La conquête de quelques provinces qui tôt ou tard nous venaient d'elles-mêmes, l'établissement d'un Bourbon en Espagne qui ne servit en rien la France, ce n'est pas là le grand objet du siècle.—La centralisation, si impuissante encore, un majestueux entassement d'ordonnances (mal exécutées) n'est pas non plus ce grand objet.—Encore bien moins les petites querelles intérieures du Catholicisme. Dès 1668, le Jansénisme apparaît une impasse, une opposition volontairement impuissante, beaucoup de bruit pour rien. La clameur gallicane s'apaise encore plus aisément. Cette fière Église, Bossuet en tête, au premier changement du roi, fait amende honorable à Rome, se montrant ce qu'elle est, la servante de la royauté, rien qu'une ombre d'Église qui s'humilie devant une ombre.
La Révocation n'est nullement une affaire de parole. C'est une lourde réalité, matériellement immense (effroyable moralement).

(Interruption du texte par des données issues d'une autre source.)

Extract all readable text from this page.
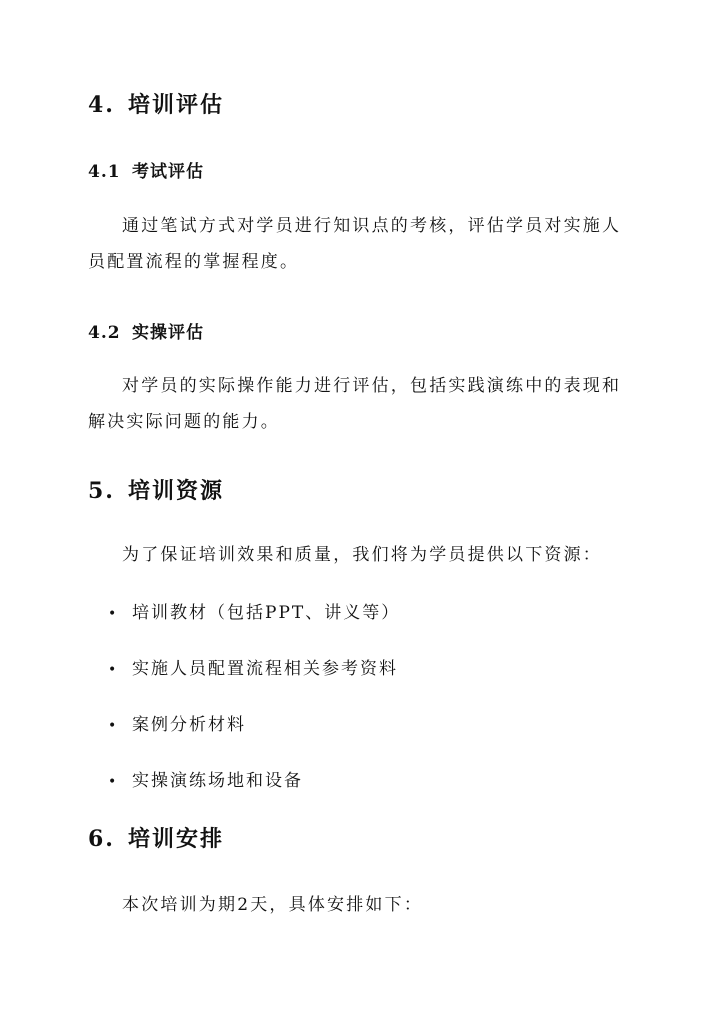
4. 培训评估
4.1 考试评估
通过笔试方式对学员进行知识点的考核，评估学员对实施人员配置流程的掌握程度。
4.2 实操评估
对学员的实际操作能力进行评估，包括实践演练中的表现和解决实际问题的能力。
5. 培训资源
为了保证培训效果和质量，我们将为学员提供以下资源：
• 培训教材（包括PPT、讲义等）
• 实施人员配置流程相关参考资料
• 案例分析材料
• 实操演练场地和设备
6. 培训安排
本次培训为期2天，具体安排如下：
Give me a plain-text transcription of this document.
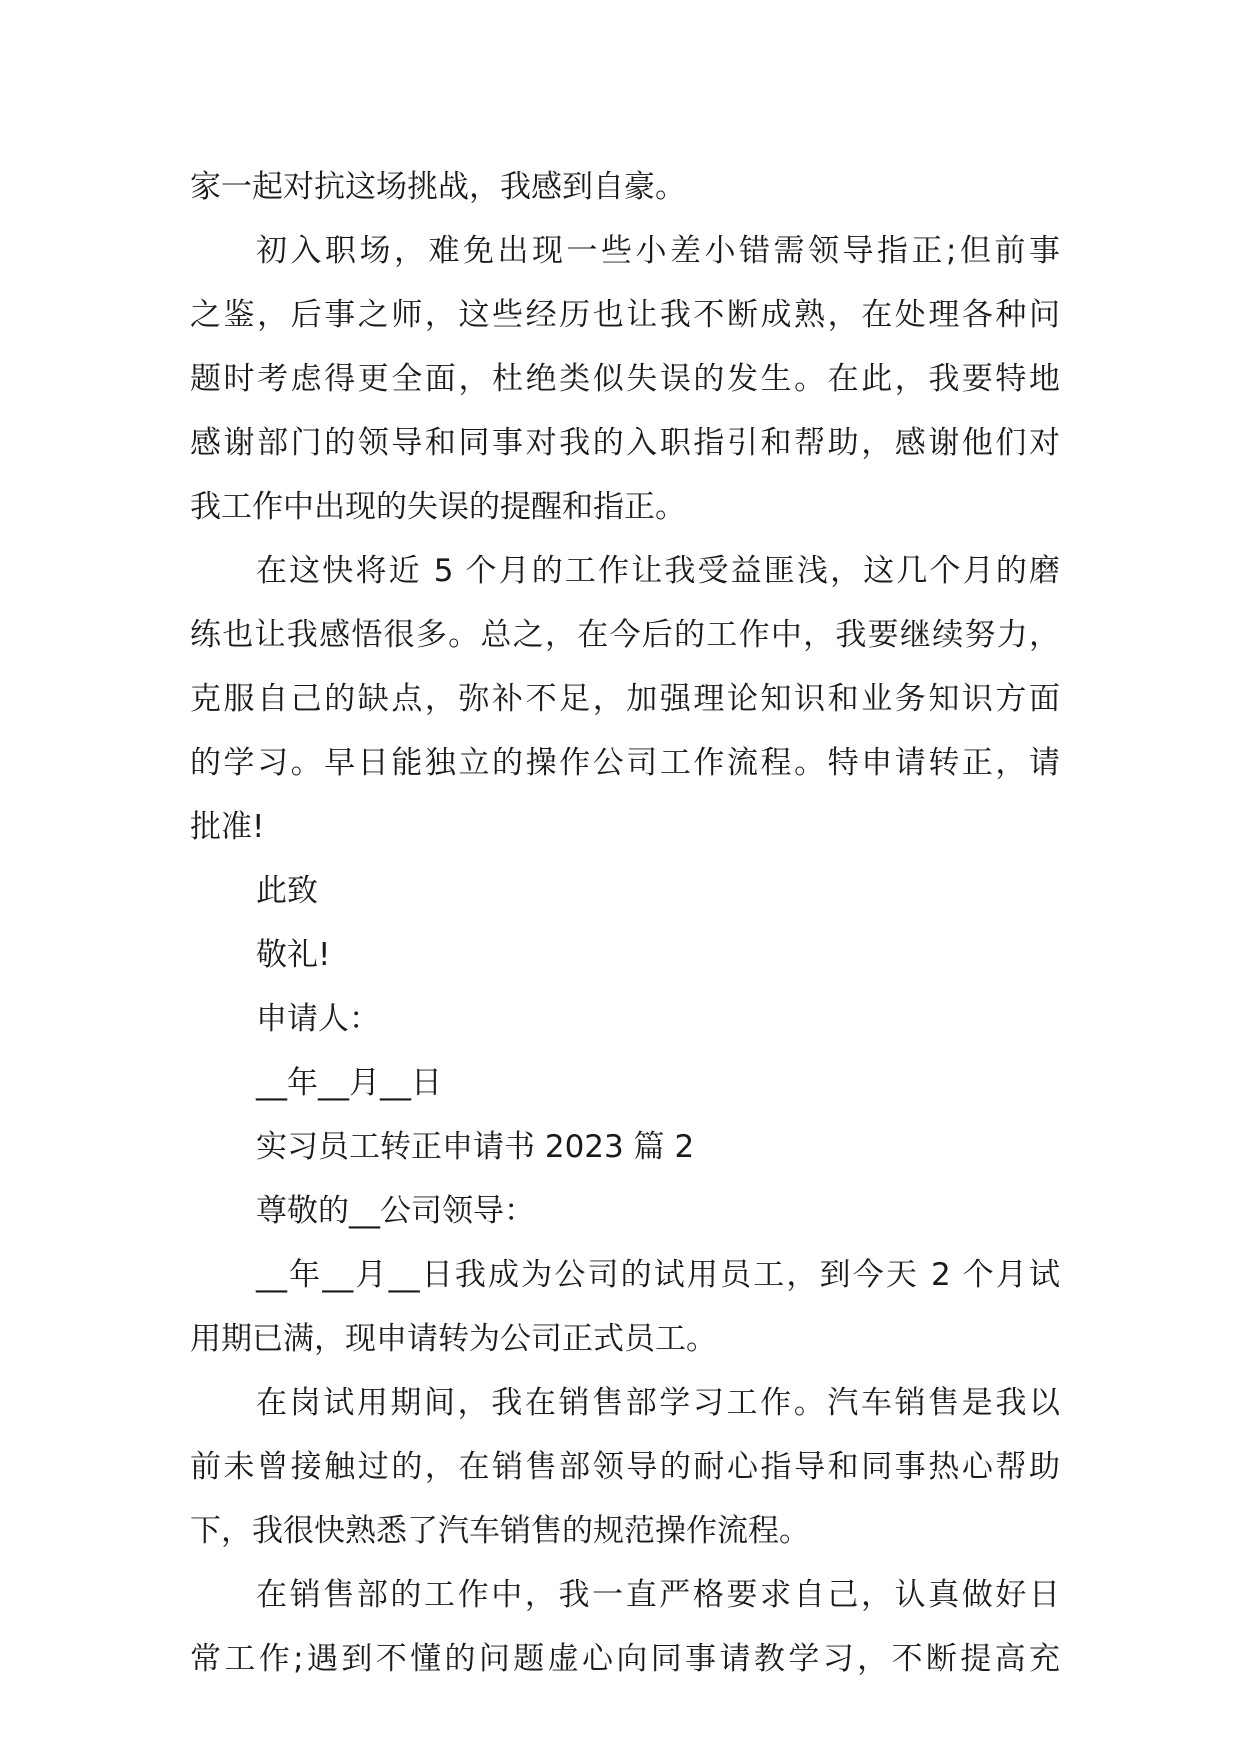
家一起对抗这场挑战，我感到自豪。
初入职场，难免出现一些小差小错需领导指正;但前事
之鉴，后事之师，这些经历也让我不断成熟，在处理各种问
题时考虑得更全面，杜绝类似失误的发生。在此，我要特地
感谢部门的领导和同事对我的入职指引和帮助，感谢他们对
我工作中出现的失误的提醒和指正。
在这快将近 5 个月的工作让我受益匪浅，这几个月的磨
练也让我感悟很多。总之，在今后的工作中，我要继续努力，
克服自己的缺点，弥补不足，加强理论知识和业务知识方面
的学习。早日能独立的操作公司工作流程。特申请转正，请
批准!
此致
敬礼!
申请人：
__年__月__日
实习员工转正申请书 2023 篇 2
尊敬的__公司领导：
__年__月__日我成为公司的试用员工，到今天 2 个月试
用期已满，现申请转为公司正式员工。
在岗试用期间，我在销售部学习工作。汽车销售是我以
前未曾接触过的，在销售部领导的耐心指导和同事热心帮助
下，我很快熟悉了汽车销售的规范操作流程。
在销售部的工作中，我一直严格要求自己，认真做好日
常工作;遇到不懂的问题虚心向同事请教学习，不断提高充
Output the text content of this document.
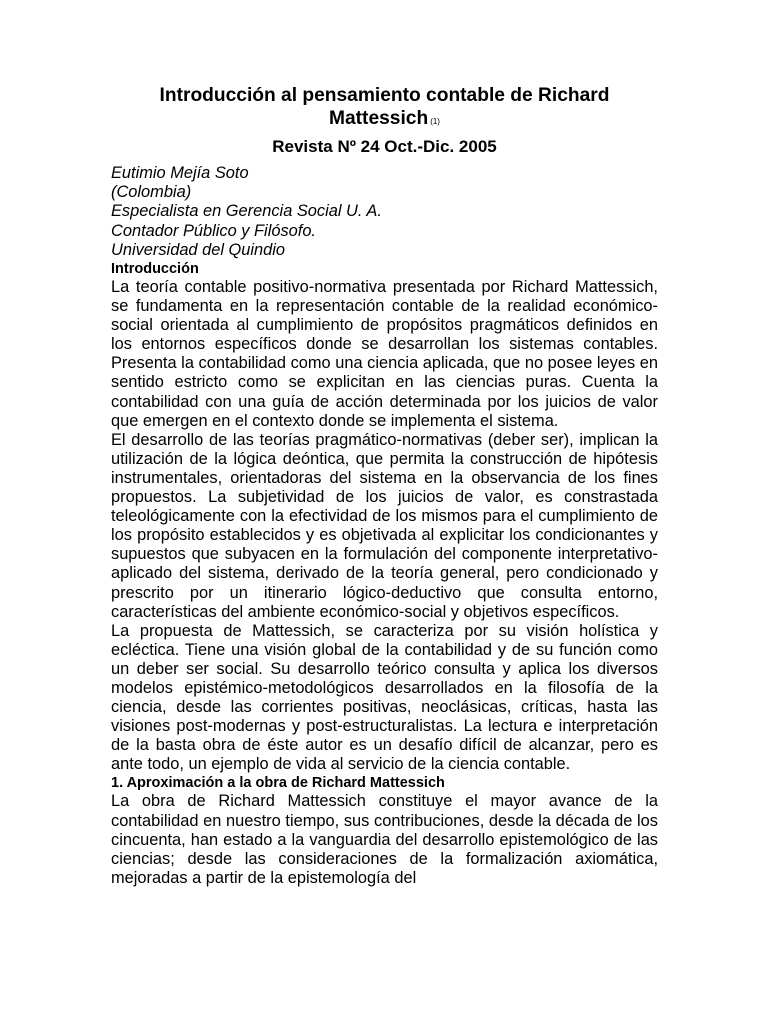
Introducción al pensamiento contable de Richard
Mattessich $^{(1)}$
Revista Nº 24 Oct.-Dic. 2005
Eutimio Mejía Soto
(Colombia)
Especialista en Gerencia Social U. A.
Contador Público y Filósofo.
Universidad del Quindio
Introducción

La teoría contable positivo-normativa presentada por Richard Mattessich, se fundamenta en la representación contable de la realidad económico-social orientada al cumplimiento de propósitos pragmáticos definidos en los entornos específicos donde se desarrollan los sistemas contables. Presenta la contabilidad como una ciencia aplicada, que no posee leyes en sentido estricto como se explicitan en las ciencias puras. Cuenta la contabilidad con una guía de acción determinada por los juicios de valor que emergen en el contexto donde se implementa el sistema.

El desarrollo de las teorías pragmático-normativas (deber ser), implican la utilización de la lógica deóntica, que permita la construcción de hipótesis instrumentales, orientadoras del sistema en la observancia de los fines propuestos. La subjetividad de los juicios de valor, es constrastada teleológicamente con la efectividad de los mismos para el cumplimiento de los propósito establecidos y es objetivada al explicitar los condicionantes y supuestos que subyacen en la formulación del componente interpretativo-aplicado del sistema, derivado de la teoría general, pero condicionado y prescrito por un itinerario lógico-deductivo que consulta entorno, características del ambiente económico-social y objetivos específicos.

La propuesta de Mattessich, se caracteriza por su visión holística y ecléctica. Tiene una visión global de la contabilidad y de su función como un deber ser social. Su desarrollo teórico consulta y aplica los diversos modelos epistémico-metodológicos desarrollados en la filosofía de la ciencia, desde las corrientes positivas, neoclásicas, críticas, hasta las visiones post-modernas y post-estructuralistas. La lectura e interpretación de la basta obra de éste autor es un desafío difícil de alcanzar, pero es ante todo, un ejemplo de vida al servicio de la ciencia contable.

1. Aproximación a la obra de Richard Mattessich

La obra de Richard Mattessich constituye el mayor avance de la contabilidad en nuestro tiempo, sus contribuciones, desde la década de los cincuenta, han estado a la vanguardia del desarrollo epistemológico de las ciencias; desde las consideraciones de la formalización axiomática, mejoradas a partir de la epistemología del
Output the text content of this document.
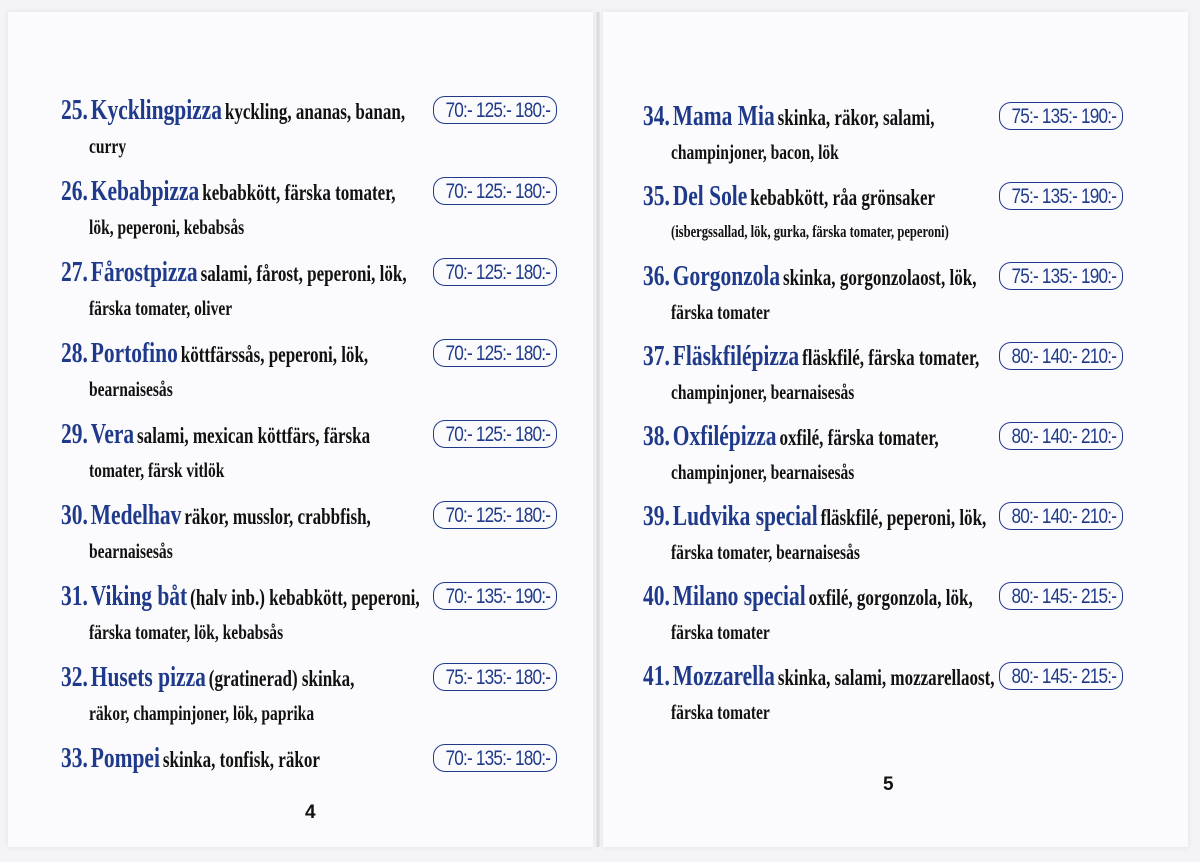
25. Kycklingpizza kyckling, ananas, banan,
curry
70:- 125:- 180:-
26. Kebabpizza kebabkött, färska tomater,
lök, peperoni, kebabsås
70:- 125:- 180:-
27. Fårostpizza salami, fårost, peperoni, lök,
färska tomater, oliver
70:- 125:- 180:-
28. Portofino köttfärssås, peperoni, lök,
bearnaisesås
70:- 125:- 180:-
29. Vera salami, mexican köttfärs, färska
tomater, färsk vitlök
70:- 125:- 180:-
30. Medelhav räkor, musslor, crabbfish,
bearnaisesås
70:- 125:- 180:-
31. Viking båt (halv inb.) kebabkött, peperoni,
färska tomater, lök, kebabsås
70:- 135:- 190:-
32. Husets pizza (gratinerad) skinka,
räkor, champinjoner, lök, paprika
75:- 135:- 180:-
33. Pompei skinka, tonfisk, räkor	70:- 135:- 180:-
4
34. Mama Mia skinka, räkor, salami,
champinjoner, bacon, lök
75:- 135:- 190:-
35. Del Sole kebabkött, råa grönsaker
(isbergssallad, lök, gurka, färska tomater, peperoni)
75:- 135:- 190:-
36. Gorgonzola skinka, gorgonzolaost, lök,
färska tomater
75:- 135:- 190:-
37. Fläskfilépizza fläskfilé, färska tomater,
champinjoner, bearnaisesås
80:- 140:- 210:-
38. Oxfilépizza oxfilé, färska tomater,
champinjoner, bearnaisesås
80:- 140:- 210:-
39. Ludvika special fläskfilé, peperoni, lök,
färska tomater, bearnaisesås
80:- 140:- 210:-
40. Milano special oxfilé, gorgonzola, lök,
färska tomater
80:- 145:- 215:-
41. Mozzarella skinka, salami, mozzarellaost,
färska tomater
80:- 145:- 215:-
5
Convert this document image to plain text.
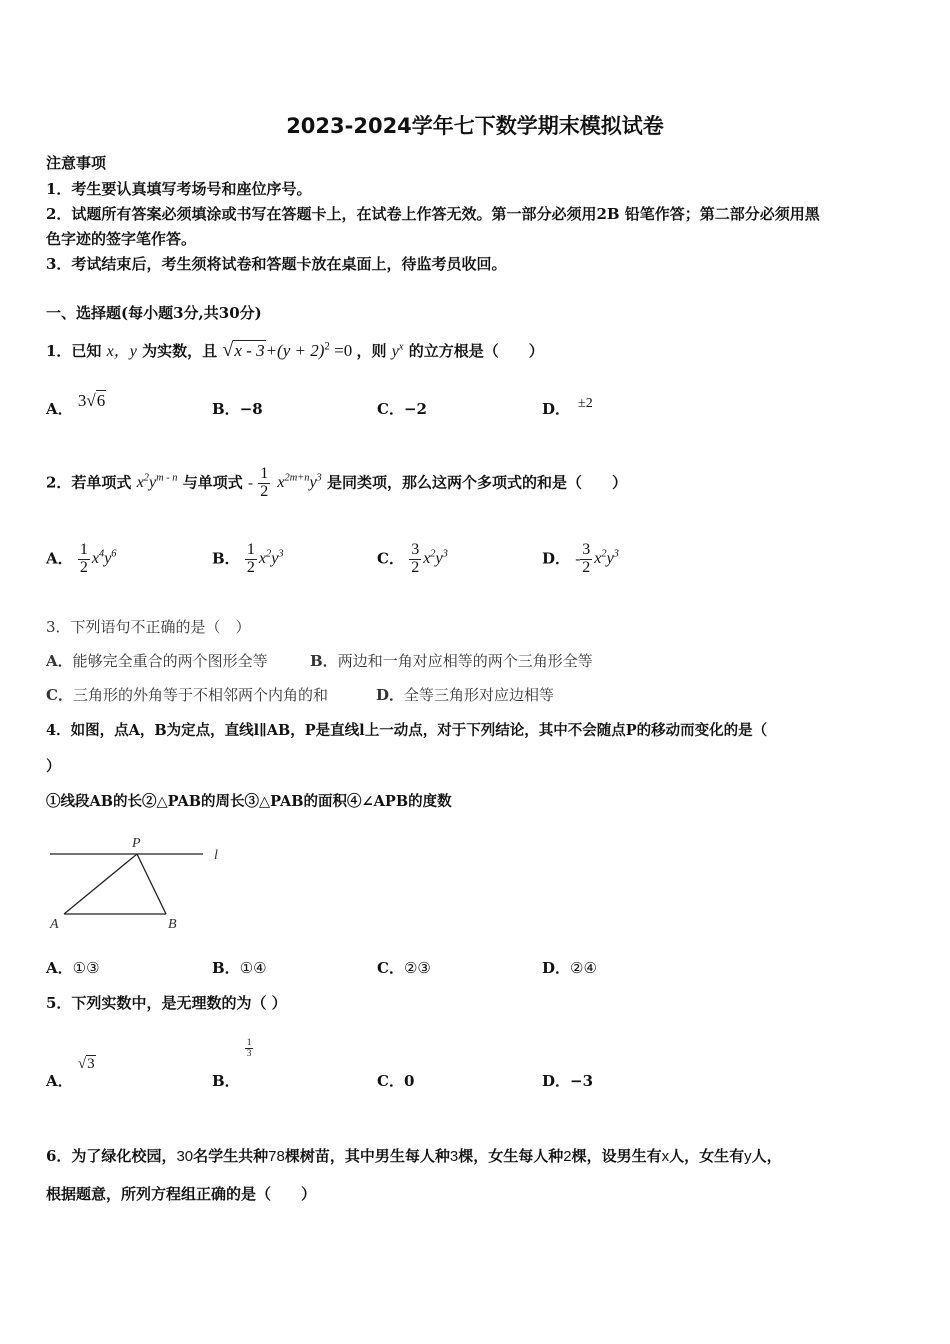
2023-2024学年七下数学期末模拟试卷
注意事项
1．考生要认真填写考场号和座位序号。
2．试题所有答案必须填涂或书写在答题卡上，在试卷上作答无效。第一部分必须用2B 铅笔作答；第二部分必须用黑
色字迹的签字笔作答。
3．考试结束后，考生须将试卷和答题卡放在桌面上，待监考员收回。
一、选择题(每小题3分,共30分)
1．已知 x，y 为实数，且 $√x - 3+(y + 2)^2 =0$ ，则 $y^x$ 的立方根是（　　）
A． 3√6	B．−8	C．−2	D． ±2
2．若单项式 $x^2y^{m - n}$ 与单项式 - $\frac{1}{2} x^{2m+n}y^3$ 是同类项，那么这两个多项式的和是（　　）
A． $\frac{1}{2} x^4y^6$	B． $\frac{1}{2} x^2y^3$	C． $\frac{3}{2} x^2y^3$	D． - $\frac{3}{2} x^2y^3$
3．下列语句不正确的是（　）
A．能够完全重合的两个图形全等	B．两边和一角对应相等的两个三角形全等
C．三角形的外角等于不相邻两个内角的和	D．全等三角形对应边相等
4．如图，点A，B为定点，直线l∥AB，P是直线l上一动点，对于下列结论，其中不会随点P的移动而变化的是（
）
①线段AB的长②△PAB的周长③△PAB的面积④∠APB的度数
P
l
A	B
A．①③	B．①④	C．②③	D．②④
5．下列实数中，是无理数的为（ ）
A． √3
B．
$\frac{1}{3}$
C．0	D．−3
6．为了绿化校园，30名学生共种78棵树苗，其中男生每人种3棵，女生每人种2棵，设男生有x人，女生有y人，
根据题意，所列方程组正确的是（　　）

L'émigration fut-elle moindre que celle de 1793? je n'en sais rien. Celle de 1685 fut très-probablement de trois ou quatre cent mille personnes. Quoi qu'il en soit, il y a une grosse différence. La France, à celle de 93, perdit les oisifs, et à l'autre les travailleurs.
La Terreur de 93 frappa l'individu, et chacun craignit pour sa vie. La Terreur de la Dragonnade frappa au cœur et dans l'honneur; on craignit pour les siens. Les plus vaillants ne s'attendaient pas à cela, et défaillirent. C'est la plus grave atteinte aux religions de la Famille qui ait été osée jamais. Elle eut l'aspect, étrange et inouï, d'une jacquerie militaire ordonnée par l'autorité, d'une guerre en pleine paix contre les femmes et les enfants.
Les suites en furent choquantes. Le niveau général de la moralité publique sembla baisser. Le contrôle mutuel des deux partis n'existant plus, l'hypocrisie ne fut plus nécessaire; le dessous des mœurs apparut. Cette succession immense d'hommes vivants, qui s'ouvrit tout à coup, fut une proie. Le roi jeta par les fenêtres; on se battit pour ramasser. Scène ignoble. Ce qui resta, dura pour tout un siècle, c'est l'existence d'un peuple d'îlotes (guère moins d'un million d'hommes) vivant sous la Terreur, sous la Loi des suspects.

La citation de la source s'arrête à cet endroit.